Like all the good YA book of my youth, the topic of conformity is addressed:
“I step back from the cart, both embarrassed and enthralled. I thought Oliver was trying hard before, but now I realize it’s quite the opposite—he doesn’t try, he just is, makes up his mind and doesn’t check if it’s going to work for his image or come off wrong. Since the rest of us are being so self-aware, his presence seems calculated. No one can possibly be that breezy, saying what he thinks, feeling what he feels. I can see why people don’t like him for this very reason—it’s so much easier to call him a poser.
Because if he’s the real deal, then that makes the rest of us fakes.” (p. 180)
I can relate to the boy. For a few years I coped by having a binary view of the world: a) those who were real, and b) the majority where I chose to keep a low profile because I didn’t want to hurt their feelings, or be a spoil-sport for their conformist world-view. It took energy to have to know my own strength, which could be annoying for me; nevertheless I would strive to be kind. During my thirties, I noticed something: all my friends were former geeks. They were the interesting ones. Today, luckily, most people my age have relaxed into being real. Regrettably, some never will.
City of Chestermere
~I’ve noticed the kids in YA books overwhelmingly tend to be middle class (summer camps, Disney land) but I’m not about to be some politically correct crybaby over it.
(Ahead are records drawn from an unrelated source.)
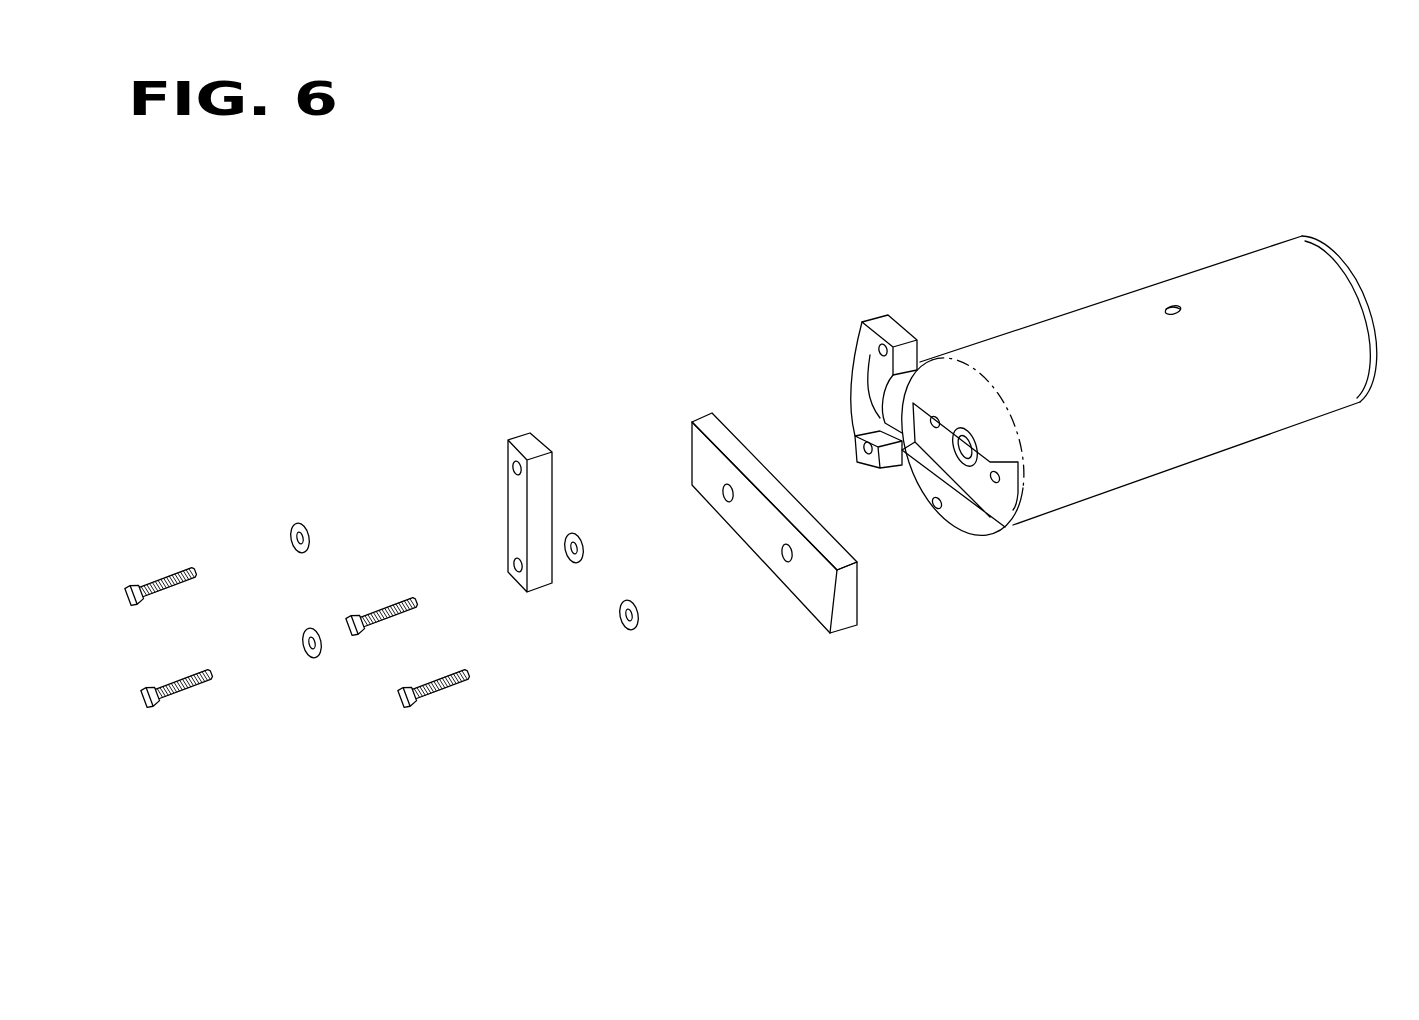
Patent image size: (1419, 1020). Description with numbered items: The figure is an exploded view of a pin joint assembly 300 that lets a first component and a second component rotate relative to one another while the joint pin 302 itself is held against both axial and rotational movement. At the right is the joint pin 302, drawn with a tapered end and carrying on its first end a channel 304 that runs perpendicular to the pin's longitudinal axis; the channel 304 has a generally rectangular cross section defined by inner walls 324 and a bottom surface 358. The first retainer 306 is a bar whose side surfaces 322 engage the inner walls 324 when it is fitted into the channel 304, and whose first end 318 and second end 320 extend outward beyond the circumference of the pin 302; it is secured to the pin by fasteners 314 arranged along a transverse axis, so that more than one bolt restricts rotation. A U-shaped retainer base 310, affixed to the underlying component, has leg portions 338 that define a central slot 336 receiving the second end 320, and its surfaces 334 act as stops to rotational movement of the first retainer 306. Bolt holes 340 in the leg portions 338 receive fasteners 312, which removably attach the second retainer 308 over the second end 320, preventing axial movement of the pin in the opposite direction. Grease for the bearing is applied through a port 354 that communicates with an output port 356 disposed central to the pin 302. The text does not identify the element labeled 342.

The pin joint assembly 300 is at (640, 306).
The joint pin 302 is at (1128, 417).
The channel 304 is at (1004, 478).
The first retainer 306 is at (754, 529).
The second retainer 308 is at (530, 442).
The retainer base 310 is at (904, 372).
The fasteners 312 is at (183, 572).
The fasteners 314 is at (390, 607).
The first end 318 is at (845, 623).
The second end 320 is at (692, 437).
The side surfaces 322 is at (818, 537).
The inner walls 324 is at (978, 516).
The surfaces 334 is at (868, 405).
The central slot 336 is at (905, 396).
The leg portions 338 is at (910, 335).
The bolt holes 340 is at (878, 348).
The cylinder body 342 is at (1038, 498).
The port 354 is at (942, 507).
The output port 356 is at (1183, 311).
The bottom surface 358 is at (1008, 477).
~I first stumbled onto my favorite web-essayist while I was lurking among a circle of Live Journal bloggers after one of them linked for the others: Paul Graham did an essay on teen conformity while pondering Why nerds are unpopular.
~I hope one-day people will link to an essay of mine, too. Actually, one week thousands linked to my essay on The Death of Buffy. (Archived January 2012) But that hasn’t happened again, not even to my recent, (experimental-with-Youtube-videos) essay on Anya, Friend of Buffy. (April 2017) Well, in the last couple years I haven’t been translated, either: perhaps because social media has long superseded the popularity of blogs.
~In my adult life I have known a few folks who couldn’t do a guided meditation exercise without giggling. Their laughter was a reflex. What I didn’t quite grasp back in high school was how so many of us used laughter as an instant reflex to cope with any sort of tenseness. Now I truly get it. Incidentally, I yawn as I do stretching exercises for modern dance or drama: no doubt my own “reflex” from trying to stay relaxed into my stretches back when I was first truly learning how.
I’m not the only writer to have pondered laughter: Going Vintage has an insightful paragraph on p. 105, but I won’t quote it out of context: Some suspense is good for you!